Kommentar

Lesen in der Server-freien Zone

6. Juli 2015
von Börsenblatt
Händler wie Amazon, Barnes & Noble und Kobo analysieren das Leseverhalten ihrer E-Reader-Kundschaft. Mithilfe gesammelter Nutzerdaten sollen Kaufwünsche oder neue Erzählformate generiert werden. Was das für den Datenschutz und die literarische Produktion bedeutet, kommentiert Michael Roesler-Graichen.

Mit einem guten Buch und seinen Gedanken allein zu sein, in einem Privatissimum mit sich und dem Romanpersonal, gehört zu den Vorstellungen, die Marktforscher in den Wahnsinn treiben könnten. Die "Black Box" Leser zu knacken, war daher für Händler und Verlage immer schon ein Wunschtraum, der nun – mit der Massenverbreitung von Lesegeräten – in Erfüllung zu gehen scheint. E-Book-Händler nutzen die von ihnen verkauften, mit den eigenen Servern synchronisierten E-Reader, um so viele nützliche Daten wie möglich zu sammeln: Wie schnell wird ein Buch im Schnitt gelesen, an welcher Stelle eines Romans steigen Leser aus, nach welchem Begriff wird ein E-Book am häufigsten durchsucht? Von den Nutzerdaten versprechen sich Händler und Verlage vor allem dies: den Kunden bei der Lektüre zu halten und in ihm den Wunsch zu wecken, auch die Fortsetzungsromane herunterzuladen.

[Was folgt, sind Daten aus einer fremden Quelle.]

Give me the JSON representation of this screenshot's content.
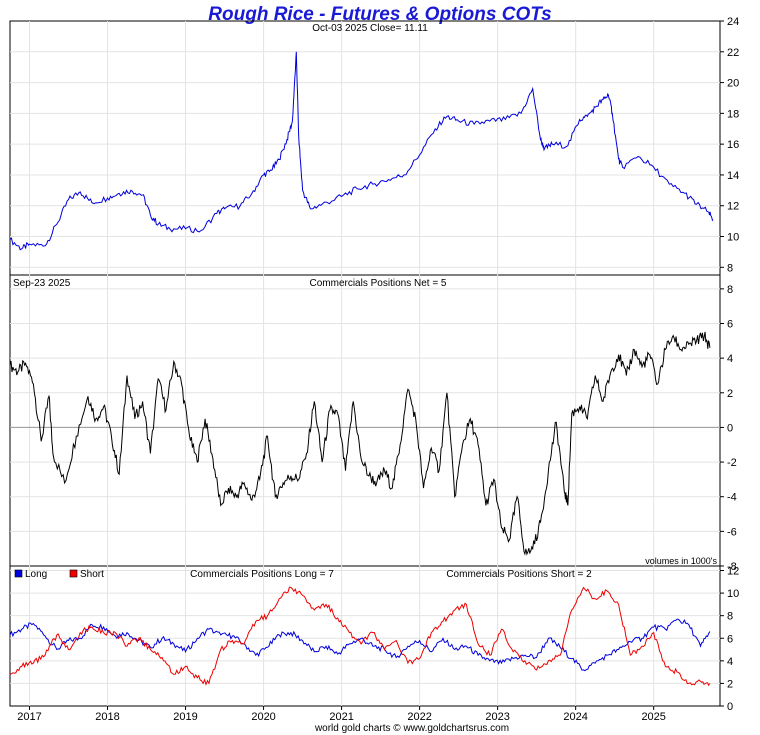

Doch was ist mit dem Datenschutz, mit der "informationellen Selbstbestimmung", die hierzulande Bürgerrechtler und Politiker auf die Barrikaden steigen lässt und zu rhetorischen Höchstleistungen anspornt wie bei der Debatte um die Vorratsdatenspeicherung? Es regt sich kaum jemand auf, von einigen "Privacy"-Aktivisten abgesehen. Lesen im digitalen Zeitalter ist ohnehin sozial, kollaborativ, wird gesagt. Warum also nicht das Leser-Tracking nutzen, um Autoren zu besseren, kürzeren Romanen zu verhelfen oder zu Storys, deren Plot und Figuren die Leser selbst modeln können?

Doch, wendet etwa Jonathan Galassi, Verleger von Farrar, Straus & Giroux, ein, datengetriebene Buchproduktion könne das schöpferische Risiko ausschalten, dem große Literatur entspringt. Ein Buch müsse exzentrisch sein und die Länge haben, die es brauche. Gute Literatur folgt also einer inneren Notwendigkeit, die nicht einmal Leser voraussetzt. Sie ereignet sich in einer Server-freien Zone und hat – ästhetisch – die Sprengkraft von Antimaterie, die E-Reader zum Bersten bringen müsste.